Da sei er schön dumm gewesen, meinten die Leute, die Herren hätten einen ordentlichen Batzen Geld für die Sennhütte bezahlt, und dabei sei das Weideland auf dem Berge noch ganz unbeschnitten geblieben.

Was die Herren denn gegeben hätten?

Die Männer nannten eine durchaus nicht lächerlich hohe Summe.

Na, der es bekam, konnte es auch brauchen, es war der Mann vom Nachbarhofe, Helmers Vater. Glück zu.

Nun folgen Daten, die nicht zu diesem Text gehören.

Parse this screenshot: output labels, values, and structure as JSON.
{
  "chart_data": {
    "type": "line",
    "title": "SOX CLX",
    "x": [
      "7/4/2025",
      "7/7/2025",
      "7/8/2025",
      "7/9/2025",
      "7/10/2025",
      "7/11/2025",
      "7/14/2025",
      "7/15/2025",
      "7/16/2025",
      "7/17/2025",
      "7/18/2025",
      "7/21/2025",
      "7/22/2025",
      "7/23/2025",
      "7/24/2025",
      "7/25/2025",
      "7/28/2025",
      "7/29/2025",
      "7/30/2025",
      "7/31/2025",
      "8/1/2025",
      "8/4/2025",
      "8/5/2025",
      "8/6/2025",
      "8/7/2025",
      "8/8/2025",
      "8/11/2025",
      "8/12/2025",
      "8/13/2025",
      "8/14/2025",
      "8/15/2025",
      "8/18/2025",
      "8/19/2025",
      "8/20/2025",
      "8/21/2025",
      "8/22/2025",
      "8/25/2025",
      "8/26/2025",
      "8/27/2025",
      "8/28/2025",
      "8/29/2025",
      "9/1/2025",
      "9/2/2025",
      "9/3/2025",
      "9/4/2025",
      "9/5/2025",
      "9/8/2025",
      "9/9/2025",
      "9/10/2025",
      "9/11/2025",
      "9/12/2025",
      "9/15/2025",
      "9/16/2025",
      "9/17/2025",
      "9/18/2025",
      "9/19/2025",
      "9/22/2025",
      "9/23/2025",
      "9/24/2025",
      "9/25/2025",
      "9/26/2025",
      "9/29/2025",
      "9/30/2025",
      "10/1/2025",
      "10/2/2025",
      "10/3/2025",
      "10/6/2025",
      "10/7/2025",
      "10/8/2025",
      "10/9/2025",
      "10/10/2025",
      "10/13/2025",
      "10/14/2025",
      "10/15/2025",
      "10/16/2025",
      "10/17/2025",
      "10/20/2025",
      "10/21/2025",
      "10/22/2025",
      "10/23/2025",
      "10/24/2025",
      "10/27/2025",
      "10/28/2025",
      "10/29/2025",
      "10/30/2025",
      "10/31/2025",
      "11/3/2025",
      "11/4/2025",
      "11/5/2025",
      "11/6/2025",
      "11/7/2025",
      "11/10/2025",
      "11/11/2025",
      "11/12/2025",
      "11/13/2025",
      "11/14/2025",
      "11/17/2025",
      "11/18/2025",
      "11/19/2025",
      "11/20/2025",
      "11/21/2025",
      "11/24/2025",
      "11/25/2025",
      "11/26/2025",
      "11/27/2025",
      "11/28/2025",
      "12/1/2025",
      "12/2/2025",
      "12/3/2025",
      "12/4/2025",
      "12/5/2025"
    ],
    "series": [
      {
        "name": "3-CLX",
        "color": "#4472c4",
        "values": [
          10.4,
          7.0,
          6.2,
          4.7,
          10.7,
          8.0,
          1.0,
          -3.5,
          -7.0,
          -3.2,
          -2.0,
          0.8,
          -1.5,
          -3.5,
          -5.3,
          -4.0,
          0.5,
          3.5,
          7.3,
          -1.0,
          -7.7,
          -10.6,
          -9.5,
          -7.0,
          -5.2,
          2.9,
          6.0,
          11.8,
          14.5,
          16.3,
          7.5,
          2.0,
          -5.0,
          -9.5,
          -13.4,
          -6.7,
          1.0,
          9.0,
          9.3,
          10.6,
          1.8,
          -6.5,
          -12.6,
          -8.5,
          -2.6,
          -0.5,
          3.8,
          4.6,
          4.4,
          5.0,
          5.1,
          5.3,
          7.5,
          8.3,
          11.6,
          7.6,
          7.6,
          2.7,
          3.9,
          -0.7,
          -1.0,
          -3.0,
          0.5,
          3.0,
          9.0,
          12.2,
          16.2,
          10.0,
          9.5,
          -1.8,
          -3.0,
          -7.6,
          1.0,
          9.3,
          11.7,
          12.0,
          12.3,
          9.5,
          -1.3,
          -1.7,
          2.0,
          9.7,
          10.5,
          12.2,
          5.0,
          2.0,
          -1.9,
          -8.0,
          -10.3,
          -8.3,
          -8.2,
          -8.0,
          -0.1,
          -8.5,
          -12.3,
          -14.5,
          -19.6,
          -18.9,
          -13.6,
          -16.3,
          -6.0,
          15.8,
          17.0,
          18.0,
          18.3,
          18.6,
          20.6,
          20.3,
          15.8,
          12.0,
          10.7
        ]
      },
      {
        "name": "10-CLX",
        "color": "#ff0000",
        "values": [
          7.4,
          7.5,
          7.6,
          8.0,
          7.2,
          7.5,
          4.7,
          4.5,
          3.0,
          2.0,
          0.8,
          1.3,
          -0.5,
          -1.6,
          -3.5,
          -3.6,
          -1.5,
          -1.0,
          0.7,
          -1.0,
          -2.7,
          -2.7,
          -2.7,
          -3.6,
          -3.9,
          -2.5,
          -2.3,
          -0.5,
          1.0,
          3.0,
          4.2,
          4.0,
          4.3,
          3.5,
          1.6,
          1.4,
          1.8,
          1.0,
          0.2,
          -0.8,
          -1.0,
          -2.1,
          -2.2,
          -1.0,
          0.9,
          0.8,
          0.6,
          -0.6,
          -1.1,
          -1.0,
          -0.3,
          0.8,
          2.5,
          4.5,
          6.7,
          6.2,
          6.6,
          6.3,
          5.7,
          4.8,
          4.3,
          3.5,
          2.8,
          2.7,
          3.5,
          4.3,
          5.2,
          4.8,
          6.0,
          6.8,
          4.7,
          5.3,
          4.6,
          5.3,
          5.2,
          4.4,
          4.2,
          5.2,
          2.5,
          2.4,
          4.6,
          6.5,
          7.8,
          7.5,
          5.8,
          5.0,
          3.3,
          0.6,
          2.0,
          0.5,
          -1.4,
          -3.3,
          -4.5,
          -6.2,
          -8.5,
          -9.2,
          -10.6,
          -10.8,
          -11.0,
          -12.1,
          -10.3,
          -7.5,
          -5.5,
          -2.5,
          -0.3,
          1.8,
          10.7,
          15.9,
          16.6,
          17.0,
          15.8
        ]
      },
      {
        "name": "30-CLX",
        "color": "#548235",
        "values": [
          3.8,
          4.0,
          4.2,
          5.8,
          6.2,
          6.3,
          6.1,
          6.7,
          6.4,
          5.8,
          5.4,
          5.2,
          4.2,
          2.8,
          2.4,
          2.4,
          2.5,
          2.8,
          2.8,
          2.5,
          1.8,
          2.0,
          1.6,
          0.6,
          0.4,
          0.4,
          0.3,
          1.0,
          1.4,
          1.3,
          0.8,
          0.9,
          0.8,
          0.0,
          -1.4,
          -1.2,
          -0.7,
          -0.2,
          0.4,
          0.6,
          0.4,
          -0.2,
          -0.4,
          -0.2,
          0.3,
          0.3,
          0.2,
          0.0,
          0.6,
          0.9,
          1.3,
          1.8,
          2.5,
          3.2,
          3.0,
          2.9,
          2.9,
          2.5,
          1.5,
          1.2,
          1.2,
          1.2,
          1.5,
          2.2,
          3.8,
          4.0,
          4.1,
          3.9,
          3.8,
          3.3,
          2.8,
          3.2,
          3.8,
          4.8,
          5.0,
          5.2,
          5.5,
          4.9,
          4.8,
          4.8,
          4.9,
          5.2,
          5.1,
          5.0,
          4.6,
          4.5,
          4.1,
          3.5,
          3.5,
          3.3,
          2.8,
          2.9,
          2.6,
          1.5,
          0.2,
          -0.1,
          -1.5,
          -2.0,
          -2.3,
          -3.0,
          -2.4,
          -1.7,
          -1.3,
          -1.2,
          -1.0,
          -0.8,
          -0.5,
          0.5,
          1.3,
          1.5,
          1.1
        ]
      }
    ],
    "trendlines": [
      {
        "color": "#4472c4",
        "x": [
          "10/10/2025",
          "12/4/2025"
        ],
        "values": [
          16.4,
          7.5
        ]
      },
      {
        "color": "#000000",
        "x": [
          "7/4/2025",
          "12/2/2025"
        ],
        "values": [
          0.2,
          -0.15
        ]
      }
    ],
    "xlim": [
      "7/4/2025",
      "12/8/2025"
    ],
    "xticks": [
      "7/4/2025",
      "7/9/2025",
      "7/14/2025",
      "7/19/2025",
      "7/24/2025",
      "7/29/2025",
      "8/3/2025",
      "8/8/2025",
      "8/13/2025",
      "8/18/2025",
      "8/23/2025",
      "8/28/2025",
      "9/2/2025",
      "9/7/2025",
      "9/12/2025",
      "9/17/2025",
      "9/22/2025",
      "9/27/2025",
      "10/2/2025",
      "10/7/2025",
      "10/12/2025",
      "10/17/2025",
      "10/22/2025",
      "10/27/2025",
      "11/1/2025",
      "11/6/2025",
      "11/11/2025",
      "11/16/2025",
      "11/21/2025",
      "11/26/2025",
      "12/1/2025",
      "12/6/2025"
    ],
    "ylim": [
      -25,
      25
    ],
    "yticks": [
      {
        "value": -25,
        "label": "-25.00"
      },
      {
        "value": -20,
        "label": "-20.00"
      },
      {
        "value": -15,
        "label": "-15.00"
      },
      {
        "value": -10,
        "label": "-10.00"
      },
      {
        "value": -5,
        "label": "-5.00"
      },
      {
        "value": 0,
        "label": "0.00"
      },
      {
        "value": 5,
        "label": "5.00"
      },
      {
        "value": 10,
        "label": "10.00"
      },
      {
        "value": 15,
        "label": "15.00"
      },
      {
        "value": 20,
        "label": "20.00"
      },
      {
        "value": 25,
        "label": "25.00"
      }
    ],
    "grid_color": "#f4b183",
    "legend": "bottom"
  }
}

Daniel ging heim und dachte über die Sache nach: jawohl, große Umwälzung, aber was weiter? Hätte er, der sich den Wünschen Helenas nicht gebeugt hatte, hätte er nun Torahus, seinen kleinen Hof, verkaufen und aufgeben und obdachlos ins Kirchspiel zurückkehren sollen? Er wollte es ihnen auch in Zukunft zeigen! Er hatte seine Pläne.

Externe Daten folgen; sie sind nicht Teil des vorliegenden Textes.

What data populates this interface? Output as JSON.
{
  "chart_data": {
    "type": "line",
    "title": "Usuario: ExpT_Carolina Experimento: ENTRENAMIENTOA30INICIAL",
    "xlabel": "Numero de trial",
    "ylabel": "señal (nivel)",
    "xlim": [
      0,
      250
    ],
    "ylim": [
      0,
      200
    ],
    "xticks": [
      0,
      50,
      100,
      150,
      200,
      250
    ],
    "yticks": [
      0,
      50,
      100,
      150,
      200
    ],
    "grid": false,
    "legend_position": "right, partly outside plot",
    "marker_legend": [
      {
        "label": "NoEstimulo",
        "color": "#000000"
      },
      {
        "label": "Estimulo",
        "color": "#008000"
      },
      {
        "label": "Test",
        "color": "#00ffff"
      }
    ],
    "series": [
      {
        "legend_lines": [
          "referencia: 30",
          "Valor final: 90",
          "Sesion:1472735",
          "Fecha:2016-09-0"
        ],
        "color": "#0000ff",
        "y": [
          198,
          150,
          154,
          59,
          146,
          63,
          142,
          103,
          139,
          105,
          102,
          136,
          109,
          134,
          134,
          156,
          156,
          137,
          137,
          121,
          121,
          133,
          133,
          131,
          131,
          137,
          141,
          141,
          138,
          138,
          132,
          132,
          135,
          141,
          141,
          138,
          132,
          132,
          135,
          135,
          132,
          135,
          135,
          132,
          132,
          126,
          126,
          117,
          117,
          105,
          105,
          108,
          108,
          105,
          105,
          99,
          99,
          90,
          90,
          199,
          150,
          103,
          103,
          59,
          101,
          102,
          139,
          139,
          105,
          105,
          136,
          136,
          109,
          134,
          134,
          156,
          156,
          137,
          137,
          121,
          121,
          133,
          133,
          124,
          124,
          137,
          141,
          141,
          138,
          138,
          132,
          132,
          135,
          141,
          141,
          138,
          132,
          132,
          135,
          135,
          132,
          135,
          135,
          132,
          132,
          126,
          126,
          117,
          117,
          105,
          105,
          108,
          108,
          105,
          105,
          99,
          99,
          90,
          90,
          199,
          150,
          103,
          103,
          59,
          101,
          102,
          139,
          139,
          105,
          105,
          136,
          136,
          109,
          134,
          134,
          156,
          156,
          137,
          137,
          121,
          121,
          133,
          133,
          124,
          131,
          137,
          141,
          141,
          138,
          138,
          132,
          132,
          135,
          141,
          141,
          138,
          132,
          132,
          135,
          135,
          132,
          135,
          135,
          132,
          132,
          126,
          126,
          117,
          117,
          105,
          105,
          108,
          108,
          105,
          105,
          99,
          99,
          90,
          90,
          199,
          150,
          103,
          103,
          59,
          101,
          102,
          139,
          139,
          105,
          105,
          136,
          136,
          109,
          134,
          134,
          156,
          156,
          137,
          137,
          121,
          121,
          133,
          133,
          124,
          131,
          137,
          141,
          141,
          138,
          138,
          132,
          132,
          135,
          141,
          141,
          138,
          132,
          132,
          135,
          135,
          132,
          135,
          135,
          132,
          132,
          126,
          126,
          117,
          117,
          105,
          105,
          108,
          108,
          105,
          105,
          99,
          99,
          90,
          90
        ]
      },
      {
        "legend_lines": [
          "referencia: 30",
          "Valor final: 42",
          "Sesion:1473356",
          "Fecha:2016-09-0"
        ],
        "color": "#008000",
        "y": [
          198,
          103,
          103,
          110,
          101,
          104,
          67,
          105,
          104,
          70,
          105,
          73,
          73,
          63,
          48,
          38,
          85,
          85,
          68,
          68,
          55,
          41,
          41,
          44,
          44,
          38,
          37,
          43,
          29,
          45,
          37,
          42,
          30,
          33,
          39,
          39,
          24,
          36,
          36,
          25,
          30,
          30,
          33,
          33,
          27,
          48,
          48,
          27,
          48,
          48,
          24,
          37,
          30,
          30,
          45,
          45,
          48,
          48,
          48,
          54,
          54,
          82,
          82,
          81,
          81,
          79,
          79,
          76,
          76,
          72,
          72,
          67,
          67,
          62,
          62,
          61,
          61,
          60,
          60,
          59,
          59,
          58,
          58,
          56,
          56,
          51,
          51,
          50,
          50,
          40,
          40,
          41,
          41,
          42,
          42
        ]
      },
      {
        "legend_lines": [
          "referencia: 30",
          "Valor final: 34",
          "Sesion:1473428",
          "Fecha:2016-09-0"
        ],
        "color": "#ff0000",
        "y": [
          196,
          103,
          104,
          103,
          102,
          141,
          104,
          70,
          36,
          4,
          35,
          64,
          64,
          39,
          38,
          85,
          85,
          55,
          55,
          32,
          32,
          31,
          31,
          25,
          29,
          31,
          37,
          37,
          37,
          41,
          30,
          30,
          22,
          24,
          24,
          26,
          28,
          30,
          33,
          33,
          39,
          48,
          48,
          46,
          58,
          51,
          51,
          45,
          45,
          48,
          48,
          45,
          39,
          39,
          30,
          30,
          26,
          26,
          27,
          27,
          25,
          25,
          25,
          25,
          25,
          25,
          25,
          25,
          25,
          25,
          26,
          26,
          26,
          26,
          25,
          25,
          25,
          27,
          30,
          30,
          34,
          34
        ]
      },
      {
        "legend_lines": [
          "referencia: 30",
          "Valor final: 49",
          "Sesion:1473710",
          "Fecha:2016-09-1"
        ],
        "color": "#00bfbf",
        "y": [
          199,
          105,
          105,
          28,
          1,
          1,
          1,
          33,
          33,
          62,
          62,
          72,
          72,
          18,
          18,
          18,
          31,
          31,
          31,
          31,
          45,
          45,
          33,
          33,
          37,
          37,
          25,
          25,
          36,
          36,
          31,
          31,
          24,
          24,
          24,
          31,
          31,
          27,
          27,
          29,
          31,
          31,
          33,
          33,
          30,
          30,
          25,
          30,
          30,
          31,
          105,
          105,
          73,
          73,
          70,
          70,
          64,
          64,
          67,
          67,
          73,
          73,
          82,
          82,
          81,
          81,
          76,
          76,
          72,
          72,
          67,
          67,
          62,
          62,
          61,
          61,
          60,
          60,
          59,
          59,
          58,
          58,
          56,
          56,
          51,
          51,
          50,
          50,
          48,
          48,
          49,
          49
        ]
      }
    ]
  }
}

Da die Zimmerleute im Kirchspiel ihm ein ums andere Mal versprochen hatten, zu kommen und zu hauen, und nicht kamen, nahm Daniel zwei Leute aus dem Nachbarkirchspiel. Er hatte selbst die Stämme im voraus zugehauen und gehobelt, die beiden Zimmerleute legten sich tüchtig ins Zeug, und in ein paar Wochen entstanden eine neue Stube und eine neue Kammer, reichlich groß und gut genug für ihn, so hübsch und weiß. Die zwei Türen und drei Fenster sollten die Männer zu Hause machen und im Winter mit dem Schlitten heraufbringen. Alles ging nach Wunsch. Oh, jedes Ding hatte seinen Inhalt und Sinn, es ging gut, zum Sommer kalbte die Kuh und dann hatte er drei Stück Vieh. Das Pferd? Jawohl, wenn er vier Kühe hatte, wollte er anfangen, an das Pferd zu denken, bis dahin war er selbst ein gutes Pferd.

Einige Außenfelder machten ihm viel Arbeit, aber sie versprachen viel; es waren Moore, furchtbar feucht, aber von besonders feinem Boden, und sie hatten eine umständliche Entwässerung nötig. Daniel schaffte.